The saga of unfinished buildings

The University of the Philippines Los Baños celebrates its 107th Loyalty Day and Alumni Homecoming this week, which kicked off with the annual alumni parade last Sunday, bringing back hundreds of the university’s alumni to their old haunts on the UPLB campus. Among the things that would have easily caught the visitor’s eyes are several shells of buildings and major constructions that have remained unfinished for years. These include a planned new university library and knowledge center that was started five years ago and remains a raw concrete shell to this date; the economic development studies building of the College of Economics and Management (CEM), which broke ground in January 2023 and also remains a bare concrete shell; the graduate school dormitory, which appears nearly finished but has remained idle and unused, years after construction began; the long-standing excavation of the university track and field grounds, which has been fenced off from public view for years; and still more around campus.
What these unfinished buildings and constructions have in common, we’re told, is that they are all being implemented by the now-infamous Department of Public Works and Highways. Meanwhile, UPLB recently had a groundbreaking and soft launch of a student coop dormitory, and Chancellor Jose V. Camacho Jr. is quick to add that this project is not being done by the DPWH, as if to reassure us that the project will be done on time and done right. It makes one’s blood boil to see great losses from construction stoppages of UPLB buildings (and many similar DPWH projects nationwide), yet for many years, so many ghost and substandard flood control projects have been quickly certified for full payment.
Why has this experience with unfinished buildings been all too common, including and especially in UP, a government institution by virtue of its being the premier state university? There are several reasons. At the outset, fragmented project ownership and accountability, where the end-user (UPLB) and the implementing agency (DPWH) are two different entities, lead to coordination breakdowns, especially when there are design changes, site issues, or procurement delays. UPLB cannot directly fix implementation issues or rebid the project because the budget and contract are with DPWH, which seems to feel no urgency to push for prompt project completion, especially when it’s outside its own premises or political priorities.

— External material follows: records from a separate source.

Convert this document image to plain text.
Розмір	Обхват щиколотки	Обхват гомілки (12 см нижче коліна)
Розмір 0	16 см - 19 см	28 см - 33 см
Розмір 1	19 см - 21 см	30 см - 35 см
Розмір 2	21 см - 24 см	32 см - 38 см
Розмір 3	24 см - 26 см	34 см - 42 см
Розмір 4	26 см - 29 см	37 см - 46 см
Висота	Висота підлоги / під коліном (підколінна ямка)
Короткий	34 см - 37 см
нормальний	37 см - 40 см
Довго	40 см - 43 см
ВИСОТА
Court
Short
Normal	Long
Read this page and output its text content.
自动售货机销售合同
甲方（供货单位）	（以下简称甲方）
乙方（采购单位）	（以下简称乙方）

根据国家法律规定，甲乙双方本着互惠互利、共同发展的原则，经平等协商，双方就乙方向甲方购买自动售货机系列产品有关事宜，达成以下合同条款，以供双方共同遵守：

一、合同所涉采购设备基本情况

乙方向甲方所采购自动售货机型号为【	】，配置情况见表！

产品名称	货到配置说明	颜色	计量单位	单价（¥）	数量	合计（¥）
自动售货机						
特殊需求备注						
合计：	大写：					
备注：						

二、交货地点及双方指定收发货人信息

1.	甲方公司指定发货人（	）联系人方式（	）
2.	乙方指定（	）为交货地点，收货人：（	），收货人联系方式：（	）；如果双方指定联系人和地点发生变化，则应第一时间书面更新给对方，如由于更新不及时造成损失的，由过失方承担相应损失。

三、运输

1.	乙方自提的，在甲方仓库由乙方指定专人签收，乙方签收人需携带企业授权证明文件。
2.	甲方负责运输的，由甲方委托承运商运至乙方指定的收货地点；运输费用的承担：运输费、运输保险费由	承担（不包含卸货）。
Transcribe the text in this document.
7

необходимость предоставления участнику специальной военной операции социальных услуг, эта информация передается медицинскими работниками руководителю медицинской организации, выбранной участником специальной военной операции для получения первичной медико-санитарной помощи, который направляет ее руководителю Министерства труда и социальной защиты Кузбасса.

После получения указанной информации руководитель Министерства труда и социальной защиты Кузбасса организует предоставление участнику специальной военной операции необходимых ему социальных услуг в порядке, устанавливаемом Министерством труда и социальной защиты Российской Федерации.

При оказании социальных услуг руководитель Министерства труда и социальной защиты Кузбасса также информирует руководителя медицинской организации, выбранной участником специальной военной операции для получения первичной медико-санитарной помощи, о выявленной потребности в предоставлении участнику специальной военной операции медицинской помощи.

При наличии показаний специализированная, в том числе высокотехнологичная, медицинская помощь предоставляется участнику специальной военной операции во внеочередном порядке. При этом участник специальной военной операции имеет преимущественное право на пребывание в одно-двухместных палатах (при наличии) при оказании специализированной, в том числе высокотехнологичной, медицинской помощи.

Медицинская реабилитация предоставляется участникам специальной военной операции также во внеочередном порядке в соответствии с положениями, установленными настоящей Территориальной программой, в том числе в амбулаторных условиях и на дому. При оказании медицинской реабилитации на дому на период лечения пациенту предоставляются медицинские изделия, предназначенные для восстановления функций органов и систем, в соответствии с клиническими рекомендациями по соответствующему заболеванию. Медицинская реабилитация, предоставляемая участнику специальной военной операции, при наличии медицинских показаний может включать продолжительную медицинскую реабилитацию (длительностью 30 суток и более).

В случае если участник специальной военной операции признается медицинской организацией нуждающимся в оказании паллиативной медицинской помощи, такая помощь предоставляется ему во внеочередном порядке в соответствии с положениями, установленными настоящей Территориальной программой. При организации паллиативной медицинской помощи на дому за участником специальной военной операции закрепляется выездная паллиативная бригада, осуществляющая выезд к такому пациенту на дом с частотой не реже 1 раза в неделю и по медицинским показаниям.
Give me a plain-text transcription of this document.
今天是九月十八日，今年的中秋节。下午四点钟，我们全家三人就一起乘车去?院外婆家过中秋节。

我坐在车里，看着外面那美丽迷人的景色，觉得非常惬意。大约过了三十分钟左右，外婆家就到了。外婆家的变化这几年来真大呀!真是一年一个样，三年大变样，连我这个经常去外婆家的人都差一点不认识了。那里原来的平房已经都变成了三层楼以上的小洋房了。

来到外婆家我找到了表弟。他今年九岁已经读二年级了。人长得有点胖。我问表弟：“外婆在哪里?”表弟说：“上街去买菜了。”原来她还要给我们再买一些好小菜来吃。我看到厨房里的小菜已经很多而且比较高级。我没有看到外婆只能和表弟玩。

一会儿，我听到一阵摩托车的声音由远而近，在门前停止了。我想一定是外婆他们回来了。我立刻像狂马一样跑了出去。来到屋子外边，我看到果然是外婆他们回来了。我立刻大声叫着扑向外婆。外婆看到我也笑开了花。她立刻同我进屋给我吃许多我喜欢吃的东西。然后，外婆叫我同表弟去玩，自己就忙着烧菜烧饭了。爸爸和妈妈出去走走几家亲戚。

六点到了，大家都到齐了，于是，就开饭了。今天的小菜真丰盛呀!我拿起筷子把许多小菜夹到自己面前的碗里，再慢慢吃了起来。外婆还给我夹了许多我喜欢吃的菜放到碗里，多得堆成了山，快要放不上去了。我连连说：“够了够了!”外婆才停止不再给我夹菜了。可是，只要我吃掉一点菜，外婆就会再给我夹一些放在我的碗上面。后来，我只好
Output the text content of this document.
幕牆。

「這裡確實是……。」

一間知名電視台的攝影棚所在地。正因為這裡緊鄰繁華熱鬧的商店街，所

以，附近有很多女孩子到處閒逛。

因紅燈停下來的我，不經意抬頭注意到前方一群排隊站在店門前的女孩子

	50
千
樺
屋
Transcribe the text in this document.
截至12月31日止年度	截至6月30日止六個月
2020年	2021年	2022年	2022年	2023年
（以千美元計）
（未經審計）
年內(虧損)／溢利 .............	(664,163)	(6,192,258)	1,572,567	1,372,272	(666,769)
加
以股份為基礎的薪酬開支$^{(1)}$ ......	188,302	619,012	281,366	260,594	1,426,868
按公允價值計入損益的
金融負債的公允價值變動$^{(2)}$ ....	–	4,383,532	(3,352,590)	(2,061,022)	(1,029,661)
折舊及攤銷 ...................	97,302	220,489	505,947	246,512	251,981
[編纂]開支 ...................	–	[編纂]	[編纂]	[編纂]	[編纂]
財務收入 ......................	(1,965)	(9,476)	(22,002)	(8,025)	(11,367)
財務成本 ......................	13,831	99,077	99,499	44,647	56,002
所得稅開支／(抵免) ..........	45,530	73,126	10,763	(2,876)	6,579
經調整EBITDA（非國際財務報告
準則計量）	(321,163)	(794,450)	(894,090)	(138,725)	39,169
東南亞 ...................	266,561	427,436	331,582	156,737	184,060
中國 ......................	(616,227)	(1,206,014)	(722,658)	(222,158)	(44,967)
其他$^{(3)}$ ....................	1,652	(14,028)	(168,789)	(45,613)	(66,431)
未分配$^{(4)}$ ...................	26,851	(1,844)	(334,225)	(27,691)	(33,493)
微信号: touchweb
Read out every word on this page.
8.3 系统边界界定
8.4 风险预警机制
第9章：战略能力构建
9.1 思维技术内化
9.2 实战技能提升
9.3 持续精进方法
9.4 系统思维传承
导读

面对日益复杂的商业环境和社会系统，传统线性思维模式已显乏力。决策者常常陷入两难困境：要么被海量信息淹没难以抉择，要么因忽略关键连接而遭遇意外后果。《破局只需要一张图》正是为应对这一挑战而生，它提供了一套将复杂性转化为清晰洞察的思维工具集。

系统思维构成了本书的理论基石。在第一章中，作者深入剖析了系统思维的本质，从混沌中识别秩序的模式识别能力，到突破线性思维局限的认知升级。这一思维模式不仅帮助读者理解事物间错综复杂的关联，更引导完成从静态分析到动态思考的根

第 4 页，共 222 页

Commission on Audit (COA) reports give us other reasons. All too common and persistent are problems with the contractor abandoning a project when costs escalate, or at worst, when there is bad faith to begin with. Contractors commonly bid very low to win contracts, expecting to argue for increases once underway, and then walk away when the desired increases are not granted. Replacing defaulting contractors is a tedious process that can take DPWH years. By the time rebidding happens, prices would have risen and the appropriated budget is no longer sufficient, leading to indefinite suspension.
Procurement and auditing bottlenecks also arise from actions of COA itself, such as when minor contract variations or additional works require COA clearance and DBM fund releases, often taking months. The DPWH has also been reported to have frozen project disbursements when COA flagged procedural lapses, wary of possible disallowances. Some projects have remained unfinished for years simply because of pending COA observations or contractor appeals, for which no clear resolution mechanisms to untangle stalemates exist.
And then there are discontinuities that arise from leadership changes and the realignment of political support and funding priorities. This arises when projects are started as congressional insertions or local realignments, which succeeding legislators or administrators may decide to abandon. At UPLB, the CEM building was initiated by a legislator who is among its alumni, but whose influence diminished when the political leadership changed. Budgets for other UPLB buildings were apparently reallocated to “priority infrastructure” elsewhere, which could well have included spurious flood control projects. There have also been cases where DPWH’s school or office building specifications fail to meet UP’s higher construction standards (like for laboratories), leading UP engineers to refuse acceptance of the finished work, citing structural or functional deficiencies.
Long before the flood control scandal broke out, the DPWH had already earned for itself a bad name and had shown why other government entities like UP and many others ought to have the leeway to implement their infrastructure projects themselves. Why keep insisting that we all rely on a department that has proven itself unreliable, and worse, untrustworthy, for so long?